New Orleans The news is full of Occupy confusion. They are homesick for the encampments. Many of the big ones are going down. Los Angeles was evacuated with 1400 police from the LAPD and 300 arrests last night. Philly is down. There are a surprising number still up in places like New Orleans, Little Rock, and a host of other cities and towns. As interesting to me in some ways is the vitality that is still stirring in odd places and spaces, some of which have never been physical, but speak to an interesting and robust future, and that brings me to OccupyMarines.

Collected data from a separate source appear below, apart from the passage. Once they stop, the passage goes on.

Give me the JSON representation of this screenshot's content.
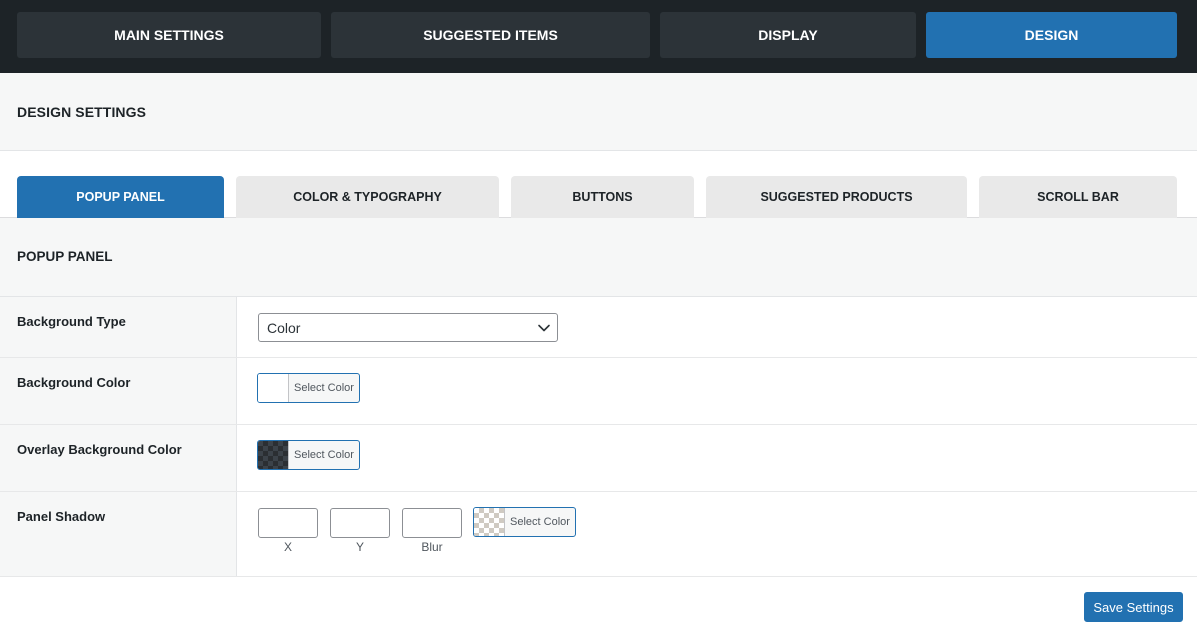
{
  "top_tabs": {
    "main_settings": "MAIN SETTINGS",
    "suggested_items": "SUGGESTED ITEMS",
    "display": "DISPLAY",
    "design": "DESIGN",
    "active": "DESIGN"
  },
  "design_settings": {
    "title": "DESIGN SETTINGS"
  },
  "sub_tabs": {
    "popup_panel": "POPUP PANEL",
    "color_typography": "COLOR & TYPOGRAPHY",
    "buttons": "BUTTONS",
    "suggested_products": "SUGGESTED PRODUCTS",
    "scroll_bar": "SCROLL BAR",
    "active": "POPUP PANEL"
  },
  "popup_panel": {
    "title": "POPUP PANEL",
    "background_type": {
      "label": "Background Type",
      "value": "Color"
    },
    "background_color": {
      "label": "Background Color",
      "button": "Select Color"
    },
    "overlay_background_color": {
      "label": "Overlay Background Color",
      "button": "Select Color"
    },
    "panel_shadow": {
      "label": "Panel Shadow",
      "x_label": "X",
      "y_label": "Y",
      "blur_label": "Blur",
      "x_value": "",
      "y_value": "",
      "blur_value": "",
      "button": "Select Color"
    }
  },
  "footer": {
    "save_label": "Save Settings"
  },
  "colors": {
    "accent": "#2271b1",
    "top_bar": "#1d2327",
    "inactive_top_tab": "#2c3338",
    "inactive_sub_tab": "#e9e9e9"
  },
  "icons": {
    "select_arrow": "chevron-down-icon"
  }
}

A friend sent me their way to have a look with the warning that this could be a real deal or something sketchier. My buddy, the outlier from a long line of generals in the army going back to the Battle of the Big Horn, and myself a veteran of many family gatherings and Thanksgivings where GS rankings and military slang from decades of service were an important foreign language to acquire, both thought the Occupy Marines site seemed to be authentic, especially when we took the long tour through a 20-minute YouTube interview with a Dutch reporter on the website. The action-plan, tactical drawings looked military all the way.
In the leaderless, consensus system that so clearly characterizes Occupy around the world, the Occupy Marines contribution is an anomaly and a bit of a contradiction, since they avowedly offer to make their work in the movement based on their military training in logistics, supply, support, and “leadership.” For example one offering from them focused on winter camping and how to manage it, which might have been helpful to some of the longer rooted Occupy sites.
The Occupy Marines website seems to be under attack or some tension currently. Hitting a link brings up a warning about “unauthenticated certificates,” which may mean that there is trouble in Occupy uniform? There has been discussion from Occupy Marine about migrating to OMC to assuage the concerns of some of the more conservative leathernecks out there and about. Their Facebook site has 18,000 fans and is one of the more serious of such sites, and perhaps the easiest way to follow what they are up to.
If something like this starts to grow, it creates not only capacity for the overall movement, but a series of new “fronts” in pushing for deeper and deeper social changes in hard to reach places and spaces. At the point Occupy is encamped firmly in everyone’s mind, victory is assured, and the rest is tactics and timing.